Among the sources of inspiration for Secret Keepers:
• The tales of plant hunters at the turn of the century. These men — botanists and amateur naturalists alike — traveled to desolate, dangerous regions of the world to acquire rare plants. Emma’s grandfather, William McCann, was such a man — an amateur plant collector whose obsession with acquiring botanicals eventually led him to ruin.
• The old travel trunk in which Emma Hanley stores her grandfather’s papers resembles a steamer trunk belonging to my great-grandmother, in which I discovered old postcards, photographs, telegrams, and a letter about a missing person signed by J. Edgar Hoover. Family secrets — locked away in a trunk.
• My childhood love of Francis Hodgson Burnett’s classic The Secret Garden no doubt inspired the idea of the neglected estate, Amaranth, and its swallowed up heirloom garden. Also figuring in: The “outsider” garden art I love stumbling upon in hidden down-at-the heels neighborhoods in town — with their bottle trees, vine covered iron bedstands, and a goat or two.
Is the town of Palmetto in the novel a real place?
The town of Palmetto is loosely based on my own hometown of Greenville, South Carolina and its overlay of New South over Old South. However, I’m by no means faithful to street names and places, and I often “tweak” a name or location when writing fiction.For example, “Springforth Cemetery” in the novel is based on an actual cemetery down the street from me, called “Springwood,” in front of which stands a Confederate memorial that was relocated from the center of town some decades previously.
What kind of experience has writing Secret Keepers been for you?
Secret Keepers is my second novel, and while it took less time to write than my first novel, The Garden Angel, the process was not easier–just different. I knew I wanted to write Secret Keepers in the omniscient point of view, for instance, and include multiple perspectives. After completing a first draft of Secret Keepers, I spent several years revising and expanding the scope of the novel to include several members of a family and a constellation of characters in the fictitious small town of Palmetto.
How did you go about researching the flora and fauna that appear in Secret Keepers?
While writing Secret Keepers, I trained to become a Master Gardener. The Master Gardener program teaches volunteers to be community educators by providing science-based information on horticulture and environmentally sound gardening practices. I soon expanded my own garden, which is a National Wildlife Federation “Certified Wildllife Habitat,” to include vegetables and native plants, and I incorporated some of what I learned in the novel itself. For example, Gordon’s “Compost Tea” describes an actual practice of stuffing an old stocking with compost and dipping it into a watering can like a tea bag — a quick, organic way to fertilize plants and boost blooms.

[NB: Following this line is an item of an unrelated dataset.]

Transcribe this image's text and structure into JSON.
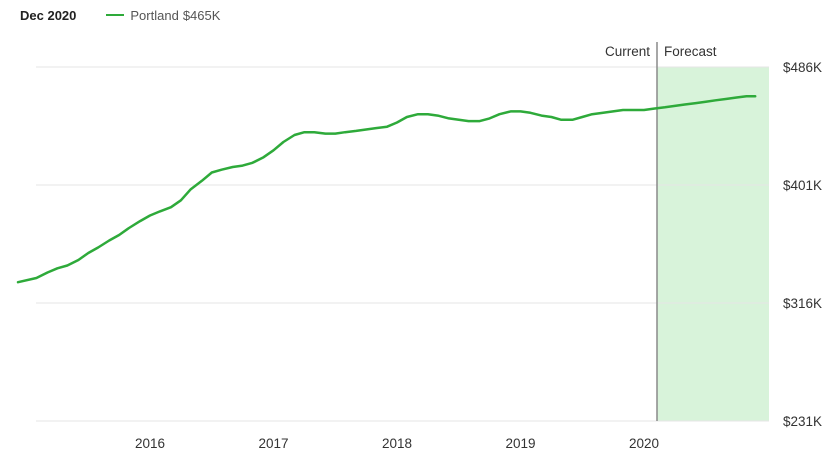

Many of the plants featured in Secret Keepers are real — Amarnathus (or “pigweed”), for example, is an ancient Incan plant grown from seed in my own garden. Tongue Orchids, which have evolved deceitful abilities to lure pollinators, actually exist, as does Dragon Arum — Dracunculus vulgasis — a plant that smells like rotten meat to attract flies. However, other botanicals in the novel tip into magical realism: “Secret Keepers,” for instance — a purely fictional flower with a potent aroma that evokes a powerful memory of love in a person’s life. Thus, after taking a whiff of a Secret Keeper, Emma recalls the smell of her first son’s newborn head, and Jake remembers the nape of Dora’s neck. “Soul Shines,” with their eerie, petaled eyes, are preternaturally sensitive, and seem to perceive a person’s feelings (or character), as when they appear to look back at Miss Gibble in the nursing home courtyard and provide comfort as she recalls her long dead fiancé, or when, in the bank parking lot, they lean and shine toward Gordon, their homeless caretaker, and shrink away from his brother, JJ, a bank manager who disapproves of his brother.